Can /sci/ explain why I am retarded to think the former?
https://en.wikipedia.org/wiki/Wheel_theory
>>8904811
Because your mother dropped you on your head when you were young
[math] 0<n [/math] is true for everything, except 0 under our current rules for <
>>8904823
i clearly meant n^2 btw
>>8904826
>implying i^2 > 0
kys brainlet
>>8904833
it was implicit that i was talking about R
>>8904833
n usually implies an arbitrary element of the set of reals..
>>8904815
how did you get to know this?
>>8904869
n is more often a natural number or maybe an integer, not a real brainlet
>>8904874
i did my thesis on zero division
>>8904811
[math] a \times 0 = a \iff \\ a \times (a - a ) = a \iff \\ a^{-1} \times a \ (a-a) = a^{-1} \times a \iff \\ a-a = 1 \iff \\ 0 = 1 [/math]

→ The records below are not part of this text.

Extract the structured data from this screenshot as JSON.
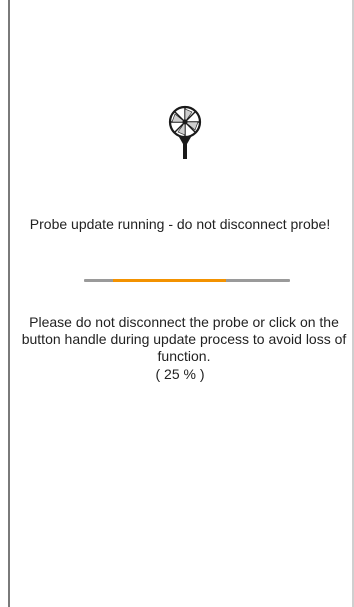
{
  "status_text": "Probe update running - do not disconnect probe!",
  "message": "Please do not disconnect the probe or click on the button handle during update process to avoid loss of function.",
  "progress": {
    "percent": 25,
    "label": "( 25 % )"
  },
  "icon": "probe-vane-icon",
  "colors": {
    "accent": "#f39200",
    "track": "#9a9a9a",
    "text": "#222222"
  }
}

Whoops, back to the drawing board.
>>8904840
Why? OP's example works with real and imaginary numbers.
>>8904885
If you followed the rules of PEMDAS, you would get 1 x 0 = 1, which using OP's logic gives 1 =1.
M: NxN => N
1. M(a,0) = 0
2. M(a,S(b)) = P(a,M,(a,b))
>>8904811
a * 0 = a
a * 1 = a
a * (1 + 0) = a
a * 1 + a * 0 = a
a + a = a
2a = 2
you fucked the distributivity and ton of other properties
So...
[math]
\frac{a}{a} = 1 \ or \ 0
[/math]
Doesn't make sense senpai.
>>8904918
did you actually check any example?
>>8904885
Your proof is incorrect. Faggot.
>>8905050
Just this one.
I'm sure it works for all others too.
[math]|a|\sqrt{(\frac{b}{a})^2 + 1}[/math]
how does that even work?